29.1.2019, Sandra Imsand / Jérôme Locatelli termine la cuisson four ouvert pour que le produit garde son croustillant.
Nos clients mystères ont poussé la porte de 90 boulangeries romandes. Et découvert que l’artisan résiste à la tentation des produits industriels.
Les artisans boulangers ont la vie dure. Les échoppes disparaissent à la vitesse grand V (un établissement par semaine, selon la branche), trouver des apprentis prêts à assumer un rythme à contre-courant est de plus en plus difficile et la pression sur les coûts est énorme. Il faut dire que les habitudes ont fortement changé. Ce n’est désormais plus dans la boulangerie que le consommateur pressé va chercher sa baguette ou ses viennoiseries, mais en grande surface en même temps que les emplettes de la semaine. Ainsi, trois pains sur quatre sont désormais achetés en supermarché. D’autant plus que ces commerces rivalisent d’ingéniosité pour transformer leur rayon pain en petite boulangerie: fours allumés, employés qui s’activent, bonnes odeurs et décoration adaptée, avec leurs faux airs de tradition, on y croirait presque.

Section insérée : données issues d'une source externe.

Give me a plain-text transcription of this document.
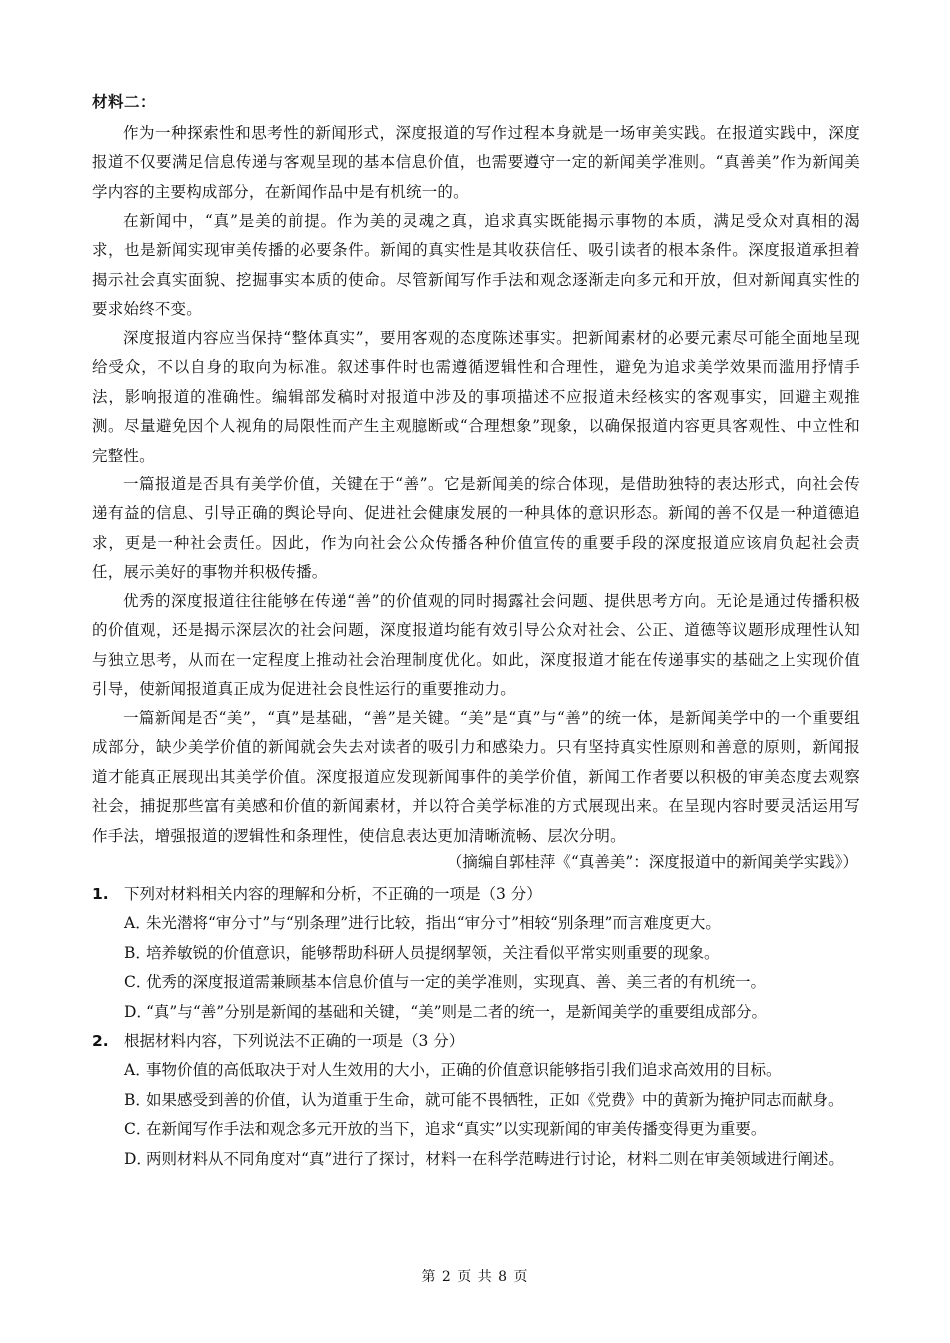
材料二：

作为一种探索性和思考性的新闻形式，深度报道的写作过程本身就是一场审美实践。在报道实践中，深度报道不仅要满足信息传递与客观呈现的基本信息价值，也需要遵守一定的新闻美学准则。“真善美”作为新闻美学内容的主要构成部分，在新闻作品中是有机统一的。

在新闻中，“真”是美的前提。作为美的灵魂之真，追求真实既能揭示事物的本质，满足受众对真相的渴求，也是新闻实现审美传播的必要条件。新闻的真实性是其收获信任、吸引读者的根本条件。深度报道承担着揭示社会真实面貌、挖掘事实本质的使命。尽管新闻写作手法和观念逐渐走向多元和开放，但对新闻真实性的要求始终不变。

深度报道内容应当保持“整体真实”，要用客观的态度陈述事实。把新闻素材的必要元素尽可能全面地呈现给受众，不以自身的取向为标准。叙述事件时也需遵循逻辑性和合理性，避免为追求美学效果而滥用抒情手法，影响报道的准确性。编辑部发稿时对报道中涉及的事项描述不应报道未经核实的客观事实，回避主观推测。尽量避免因个人视角的局限性而产生主观臆断或“合理想象”现象，以确保报道内容更具客观性、中立性和完整性。

一篇报道是否具有美学价值，关键在于“善”。它是新闻美的综合体现，是借助独特的表达形式，向社会传递有益的信息、引导正确的舆论导向、促进社会健康发展的一种具体的意识形态。新闻的善不仅是一种道德追求，更是一种社会责任。因此，作为向社会公众传播各种价值宣传的重要手段的深度报道应该肩负起社会责任，展示美好的事物并积极传播。

优秀的深度报道往往能够在传递“善”的价值观的同时揭露社会问题、提供思考方向。无论是通过传播积极的价值观，还是揭示深层次的社会问题，深度报道均能有效引导公众对社会、公正、道德等议题形成理性认知与独立思考，从而在一定程度上推动社会治理制度优化。如此，深度报道才能在传递事实的基础之上实现价值引导，使新闻报道真正成为促进社会良性运行的重要推动力。

一篇新闻是否“美”，“真”是基础，“善”是关键。“美”是“真”与“善”的统一体，是新闻美学中的一个重要组成部分，缺少美学价值的新闻就会失去对读者的吸引力和感染力。只有坚持真实性原则和善意的原则，新闻报道才能真正展现出其美学价值。深度报道应发现新闻事件的美学价值，新闻工作者要以积极的审美态度去观察社会，捕捉那些富有美感和价值的新闻素材，并以符合美学标准的方式展现出来。在呈现内容时要灵活运用写作手法，增强报道的逻辑性和条理性，使信息表达更加清晰流畅、层次分明。

（摘编自郭桂萍《“真善美”：深度报道中的新闻美学实践》）

1. 下列对材料相关内容的理解和分析，不正确的一项是（3 分）
A．
朱光潜将“审分寸”与“别条理”进行比较，指出“审分寸”相较“别条理”而言难度更大。
B．
培养敏锐的价值意识，能够帮助科研人员提纲挈领，关注看似平常实则重要的现象。
C．
优秀的深度报道需兼顾基本信息价值与一定的美学准则，实现真、善、美三者的有机统一。
D．
“真”与“善”分别是新闻的基础和关键，“美”则是二者的统一，是新闻美学的重要组成部分。
2. 根据材料内容，下列说法不正确的一项是（3 分）
A．
事物价值的高低取决于对人生效用的大小，正确的价值意识能够指引我们追求高效用的目标。
B．
如果感受到善的价值，认为道重于生命，就可能不畏牺牲，正如《党费》中的黄新为掩护同志而献身。
C．
在新闻写作手法和观念多元开放的当下，追求“真实”以实现新闻的审美传播变得更为重要。
D．
两则材料从不同角度对“真”进行了探讨，材料一在科学范畴进行讨论，材料二则在审美领域进行阐述。
第 2 页 共 8 页
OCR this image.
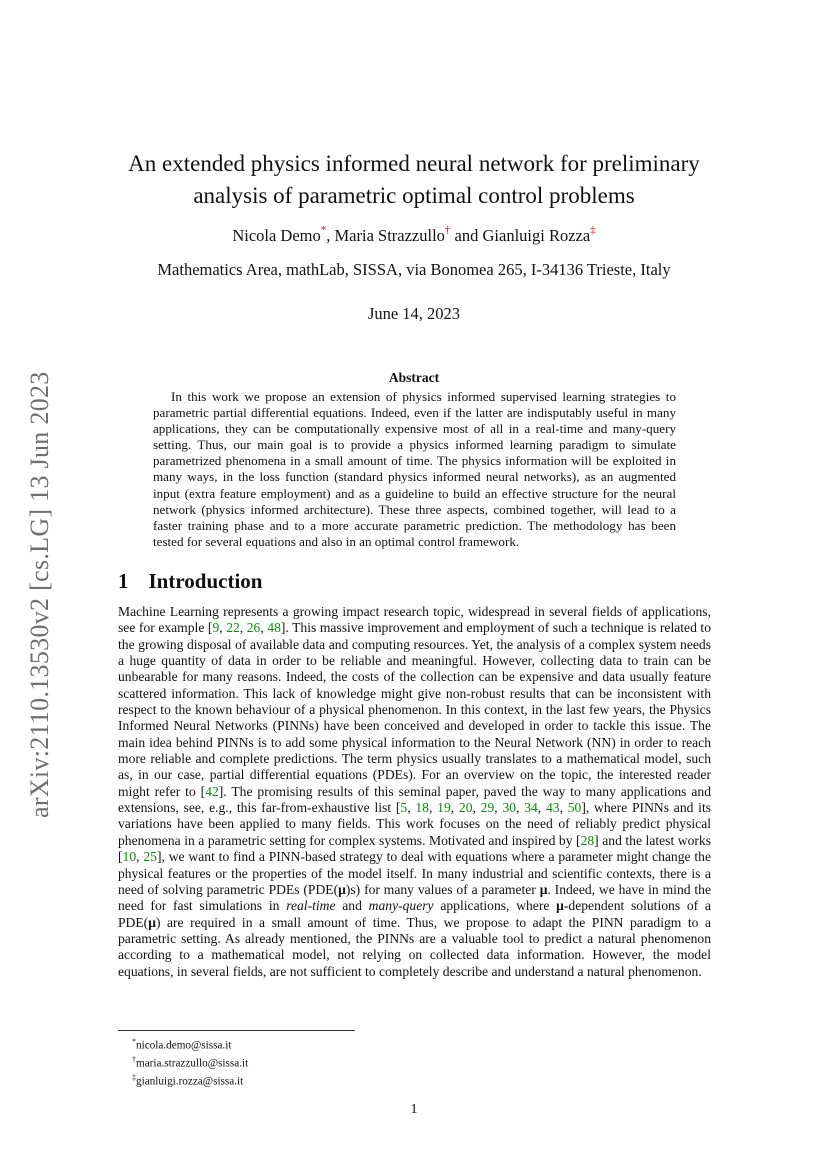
arXiv:2110.13530v2 [cs.LG] 13 Jun 2023
An extended physics informed neural network for preliminary
analysis of parametric optimal control problems
Nicola Demo*, Maria Strazzullo† and Gianluigi Rozza‡
Mathematics Area, mathLab, SISSA, via Bonomea 265, I-34136 Trieste, Italy
June 14, 2023
Abstract
In this work we propose an extension of physics informed supervised learning strategies to parametric partial differential equations. Indeed, even if the latter are indisputably useful in many applications, they can be computationally expensive most of all in a real-time and many-query setting. Thus, our main goal is to provide a physics informed learning paradigm to simulate parametrized phenomena in a small amount of time. The physics information will be exploited in many ways, in the loss function (standard physics informed neural networks), as an augmented input (extra feature employment) and as a guideline to build an effective structure for the neural network (physics informed architecture). These three aspects, combined together, will lead to a faster training phase and to a more accurate parametric prediction. The methodology has been tested for several equations and also in an optimal control framework.
1 Introduction
Machine Learning represents a growing impact research topic, widespread in several fields of applications, see for example [9, 22, 26, 48]. This massive improvement and employment of such a technique is related to the growing disposal of available data and computing resources. Yet, the analysis of a complex system needs a huge quantity of data in order to be reliable and meaningful. However, collecting data to train can be unbearable for many reasons. Indeed, the costs of the collection can be expensive and data usually feature scattered information. This lack of knowledge might give non-robust results that can be inconsistent with respect to the known behaviour of a physical phenomenon. In this context, in the last few years, the Physics Informed Neural Networks (PINNs) have been conceived and developed in order to tackle this issue. The main idea behind PINNs is to add some physical information to the Neural Network (NN) in order to reach more reliable and complete predictions. The term physics usually translates to a mathematical model, such as, in our case, partial differential equations (PDEs). For an overview on the topic, the interested reader might refer to [42]. The promising results of this seminal paper, paved the way to many applications and extensions, see, e.g., this far-from-exhaustive list [5, 18, 19, 20, 29, 30, 34, 43, 50], where PINNs and its variations have been applied to many fields. This work focuses on the need of reliably predict physical phenomena in a parametric setting for complex systems. Motivated and inspired by [28] and the latest works [10, 25], we want to find a PINN-based strategy to deal with equations where a parameter might change the physical features or the properties of the model itself. In many industrial and scientific contexts, there is a need of solving parametric PDEs (PDE(μ)s) for many values of a parameter μ. Indeed, we have in mind the need for fast simulations in real-time and many-query applications, where μ-dependent solutions of a PDE(μ) are required in a small amount of time. Thus, we propose to adapt the PINN paradigm to a parametric setting. As already mentioned, the PINNs are a valuable tool to predict a natural phenomenon according to a mathematical model, not relying on collected data information. However, the model equations, in several fields, are not sufficient to completely describe and understand a natural phenomenon.
*nicola.demo@sissa.it
†maria.strazzullo@sissa.it
‡gianluigi.rozza@sissa.it
1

Autre concurrence de taille à laquelle les artisans doivent faire face: le pain industriel. Car c’est bien là le secret des stations-service, supermarchés et kiosques qui offrent à toute heure des croissants chauds, des miches et viennoiseries. A la nuance qu’ils ont été produits à l’avance dans une usine, précuits, congelés puis réchauffés à la dernière minute sur place. C’est d’ailleurs la spécialité de la société Hiestand-Aryzta, géant de la boulangerie industrielle basé à Bâle, qui est coté en Bourse et emploie 19 000 personnes à travers le monde. Ses articles ont souvent parcouru des centaines, voire des milliers de kilomètres pour finir sur les étals.
Polonais, les croissants?
Sur la liste de prix du géant bâlois, le croissant au beurre standard surgelé de 52 g est vendu 70 ct. la pièce. A titre de comparaison, le coût de confection en boulangerie dépasse le franc. Ces chiffres permettent d’expliquer une tendance qui a de quoi faire grincer des dents: selon l’Office fédéral des douanes, 102 293 tonnes de produits de boulangerie ont été importés en Suisse en 2017. En 2014, ce n’étaient que 91 227 tonnes. Une augmentation spectaculaire. Ce n’est pas seulement la grande distribution qui cède aux sirènes du précuit, des sources chez Hiestand-Aryzta, citées par le quotidien Le Temps, estiment que les boulangers représentent environ 20% de leur chiffre d’affaires global.
Pour le consommateur, difficile de faire la part des choses, d’autant plus que l’industrie mise sur les appellations alléchantes, comme «artisanal», «traditionnel» ou «fait maison». Même si le produit n’est pas fabriqué sur place, rien ne l’interdit formellement. Ce que la FRC regrette fortement évidemment. En effet, difficile dans ces conditions pour le client de faire la différence entre un produit livré surgelé et qui finit sa cuisson dans un four et un article qui a été confectionné de A à Z dans l’arrière-boutique.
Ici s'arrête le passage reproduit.